SAINT-URSANNE ET SES RUES

RUE DE L'HOPITAL


L'acte de fondation de notre "hôpital" figure en tête du "Protocole de l'hôpital" commencé en
1511 par le notaire Belorsier, chapelain.

Ce document nous apprend que grâce à la générosité de Jean Turti, chanoine des chapitres de
Saint-Ursanne et de Moutier, un hôpital fut fondé en notre ville le 7 juin 1511. A cette fin, il
donna sa maison qui appartenait auparavant à Messire le chapelain Henri Merchan (Marchand).
"Elle est située entre la muraille de la ville du côté du midi et de l'autre côté, contiguë à la
maison de Jehan Vallat; elle a une galerie sur le mur de la ville." Il accompagne cette donation
d'une somme de trois cents livres, dont les intérêts serviront à couvrir les premières dettes.
Grâce à de nombreux legs et donations effectués au cours des siècles, cet établissement
subsistera jusque vers la fin du XIXe siècle. Nombreux furent les malades, les pauvres,
les pèlerins, militaires, etc., qui bénéficièrent de son hospitalité et qui y furent
soignés.

Le maire, Jehan Maiguy et ses conseillers en furent chargés de l'administration et
nommèrent Ruedin Menegolz comme premier receveur; celui-ci bourgeois de Saint-Ursanne.

En 1675, Jean Brossard, inscrit aux recettes la somme de cent cinquante-cinq livres neuf sols
et six deniers. De 1684 à 1688, on relève sept cent quarante-cinq livres quatre sols de
recettes et sept cent quarante-sept livres dix-neuf sols et un denier aux dépenses.

Vers 1690, notre hôpital des bourgeois faisait lui aussi des libéralités: "...donné à des brûlez
de Delle, un sol six deniers; à Catherine Merchant, pour son enfant qui a une jambe rompue,
deux sols et six deniers; à un estudiant qui a bonne mine ! (sic), deux sols; à deux pèlerins
des Ermites, trois sols; à des compagnons de métier, un sol; à une fille de Chaitillon allant
avec des crosses (béquilles), quatre sols; à un pèlerin venant de Rome, un sol et six deniers;
à la sage-femme, quatre livres dix sols; à un souldat estropié, neuf deniers", etc.

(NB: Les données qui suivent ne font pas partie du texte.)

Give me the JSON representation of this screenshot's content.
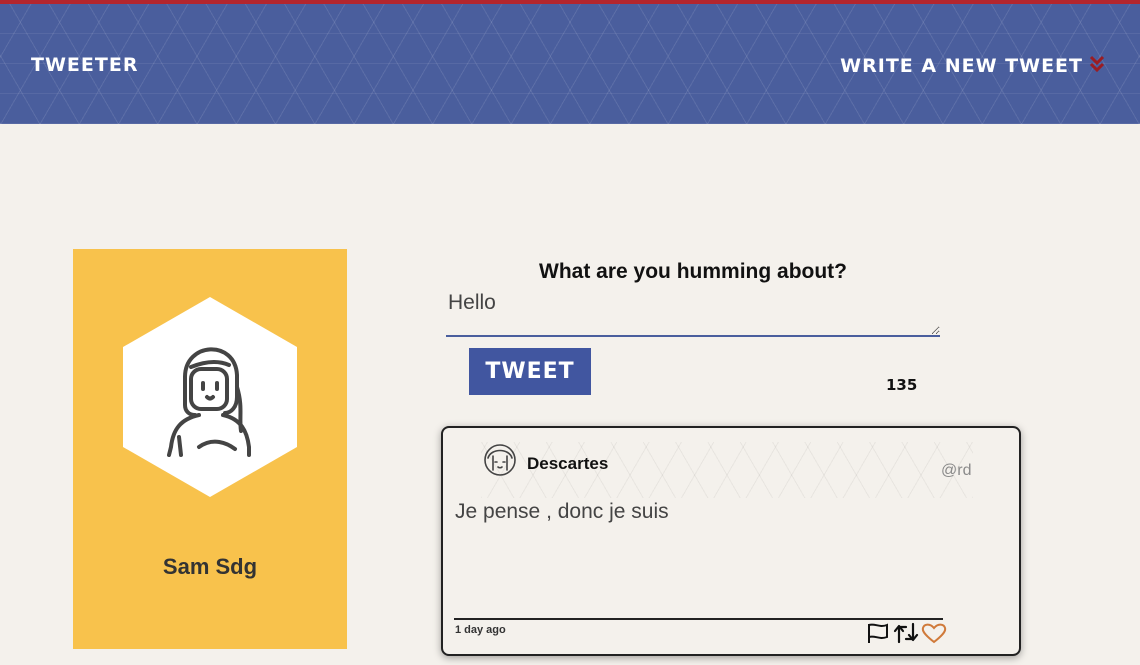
{
  "nav": {
    "brand": "TWEETER",
    "write_link": "WRITE A NEW TWEET",
    "write_icon": "double-chevron-down-icon"
  },
  "profile": {
    "name": "Sam Sdg",
    "avatar_icon": "person-avatar-icon",
    "card_color": "#f8c24c"
  },
  "compose": {
    "title": "What are you humming about?",
    "input_value": "Hello",
    "button_label": "TWEET",
    "char_counter": "135"
  },
  "tweets": [
    {
      "author": "Descartes",
      "handle": "@rd",
      "body": "Je pense , donc je suis",
      "time": "1 day ago",
      "actions": [
        "flag-icon",
        "retweet-icon",
        "heart-icon"
      ]
    }
  ],
  "colors": {
    "nav_bg": "#4a5e9d",
    "accent_red": "#b3262d",
    "button_bg": "#4156a0",
    "heart": "#d07a3a"
  }
}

En 1680, deux chirurgiens donnaient leurs soins aux malades, Noël Toussaint et Frantz
Bersuder. En 1759, c'était Joseph Schleguelet et son successeur, Joseph Verdat,
chirurgien, est nommé gardien de l'hôpital avec quinze livres de gages annuels et la
jouissance du jardin; en spécifiant qu'il devait avoir "soing des pauvres, leur donner
de la souppe et les chauffer". Il y avait son appartement et en 1768 il fallut lui interdire
de mettre son cheval dans une cuisine située "au bas de l'hospital, mais qu'il devait le
garder en l'escurie !" L'année suivante, on l'avertit sérieusement "de ne pas transformer
l'établissement en cabaret ! et de ne plus retenir chez lui, en l'hospital, certaines
personnes pour boire avec eux !" Dans sa séance du 5 novembre 1848, le Conseil communal
loue à Dominique Boillotat ce logement de l'hôpital pour la somme mensuelle de un franc et
trente rappes suisses.

En 1780, la maison menace ruine, on la répare quelque peu et en 1788 on la reconstruit
entièrement. C'est une partie de cet immeuble qui fut achetée à la commune en 1866 par
l'horloger Jean-Baptiste Grillon puis par Henri Graff. Ainsi nous l'apprennent les
minutes notariées conservées aux archives du Registre foncier au château de Porrentruy:
"le 15 septembre 1868, M. Henri Graff, fils de François-Xavier, journalier, et son
épouse, Dame Philomène, née Besançon, ont acheté au Quartier de l'hôpital, une maison
d'habitation à deux étages et le rez-de-chaussée (vieil hôpital), aux héritiers de
Jean-Baptiste Grillon, en son vivant horloger à Saint-Ursanne qui en avait fait l'acqui-
sition en adjudication publique le 7 septembre 1866". M. Henri Graff, guet de nuit, a
cédé cet immeuble à son fils François le 5 novembre 1912. Le 13 septembre 1886, "l'autre
part de cette maison du Quartier de l'hôpital" est vendue à Jacques Nusbaumer,
cordonnier, par Joseph Graff et son épouse.

Depuis tout enfant, on nous a appris que l'ancien hôpital était situé à l'extrémité sud de la
Ruelle, vers le "couennat". Ceci est juste mais il eut été préférable de dénommer la Ruelle, rue
de l'Hôpital et la Ruelle à la place de la rue de l'Hôpital.

Respectons la tradition et l'histoire.